The mentioned study in Iran reported that the ED rate increased with advanced age.22 As was expected, in the patients with or without CAD, there was an increase in the ED prevalence in the old ages in our study, which confirms the results of previous studies.7, 22, 23 Studies have shown that age is most strongly associated with ED.7
CAD and ED share common risk factors, including diabetes, hypertension, dyslipidemia, obesity, cigarette smoking, and the metabolic syndrome.11–13, 24 Accordingly, the risk factors of CAD are more frequent in men with ED.7, 14 Some studies have provided evidence that ED appears before CAD and other manifestations of this systemic endothelial dysfunction.15–17, 25
As these patients were newly diagnosed with CAD and CAD in most of these patients was in its initial stages, ED was in the early stages too. As a result, the prevalence of mild ED was higher in our patients.
The severity of ED has been found to be related to the degree of atherosclerosis.9 Severe ED (IIEF score < 10) was more frequent in our patients with multi-vessel as compared to the patients with single-vessel disease (8.8% vs. 3.4%).

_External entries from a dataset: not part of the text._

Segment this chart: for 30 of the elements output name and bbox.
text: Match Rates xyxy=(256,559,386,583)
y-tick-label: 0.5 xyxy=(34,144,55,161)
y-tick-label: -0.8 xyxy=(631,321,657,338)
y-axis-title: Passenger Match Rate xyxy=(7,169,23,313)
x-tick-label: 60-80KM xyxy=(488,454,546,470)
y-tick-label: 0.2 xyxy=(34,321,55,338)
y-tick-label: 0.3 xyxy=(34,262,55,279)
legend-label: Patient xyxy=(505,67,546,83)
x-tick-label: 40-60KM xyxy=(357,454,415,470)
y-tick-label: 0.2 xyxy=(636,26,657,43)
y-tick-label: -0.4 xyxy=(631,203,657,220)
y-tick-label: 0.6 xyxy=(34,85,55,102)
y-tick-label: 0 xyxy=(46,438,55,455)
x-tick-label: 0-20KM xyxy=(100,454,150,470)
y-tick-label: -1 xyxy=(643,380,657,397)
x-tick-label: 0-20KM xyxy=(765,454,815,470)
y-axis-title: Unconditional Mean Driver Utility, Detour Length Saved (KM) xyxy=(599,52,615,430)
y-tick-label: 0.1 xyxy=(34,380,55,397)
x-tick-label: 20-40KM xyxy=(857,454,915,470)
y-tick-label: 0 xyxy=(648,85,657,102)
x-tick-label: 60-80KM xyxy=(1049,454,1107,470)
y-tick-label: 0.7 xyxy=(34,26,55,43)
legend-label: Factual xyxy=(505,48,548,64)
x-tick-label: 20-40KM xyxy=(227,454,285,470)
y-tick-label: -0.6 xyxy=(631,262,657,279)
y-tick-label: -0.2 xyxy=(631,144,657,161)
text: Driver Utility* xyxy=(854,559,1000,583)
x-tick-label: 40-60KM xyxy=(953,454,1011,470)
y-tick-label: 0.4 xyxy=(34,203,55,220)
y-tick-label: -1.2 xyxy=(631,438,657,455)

In the recent largest ED population-based cohort in Australia, the prevalence rates of severe ED were reported to be 2.2% for the age group of 45–54 years, 6.8% for the age group of 55–64 years, 20.2% for the age group of 65–74 years, 50.0% for the age group of 75–84 years, and 75.4% at age > 85 years, which are higher than our findings in CAD patients and controls.23 However, the prevalence of ED in the patients with various severity of CAD was higher than the reported rates in a recent Brazilian study.18 The Brazilian study, conducted on patients with myocardial infarction, found a correlation between the severity of ED and the number of occluded vessels in these patients.18 Our patients did not have myocardial infarction; nonetheless, our results confirmed the same correlation between the severity of ED and the number of involved vessels in the CAD patients as documented by angiography.

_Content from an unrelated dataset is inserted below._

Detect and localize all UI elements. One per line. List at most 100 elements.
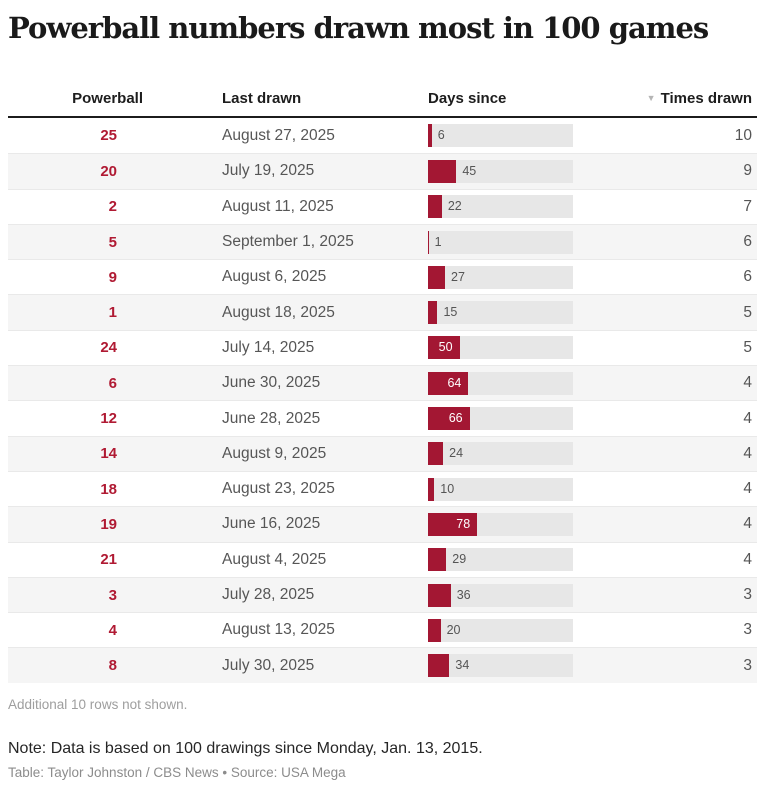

An Australian cohort showed that men with severe ED compared to men without it had approximately 1.5 to 2.0 fold risk for ischemic heart disease, peripheral vascular disease, combined cardiovascular events, and all-cause mortality. In contrast, in our study, a significant association between CAD and ED changed to non-significant after adjustment for confounding factor. Most of the observed effects were allied to the confounding factors of age and diabetes. Several limitations may have influenced our results. This may be due to probable recall bias in the accomplishment of the IIEF questionnaire or due to selection bias in selecting individuals with CAD risk factors like diabetes for the control group. Another shortcoming of our study is that patients taking drugs effective on erectile function were not excluded. The high rate of ED in our study may be explained by this fact. Furthermore, some risk factors such as hypertension, diabetes, family history, and age were not uniformly distributed between the groups; there may, therefore, be other possible resources for confounding bias.
Conclusion
There was a significant correlation between ED severity and the number of involved vessels as documented by coronary angiography. Our results showed that ED was not an independent causative risk factor for CAD but it may be considered as an early risk marker for endothelial dysfunction and CAD and a biomarker for the development of atherosclerosis and CAD. Consequently, when a man presents with ED, evaluations for coronary vessel involvement should be recommended.
Acknowledgment
This study was supported by Lorestan University of Medical Sciences.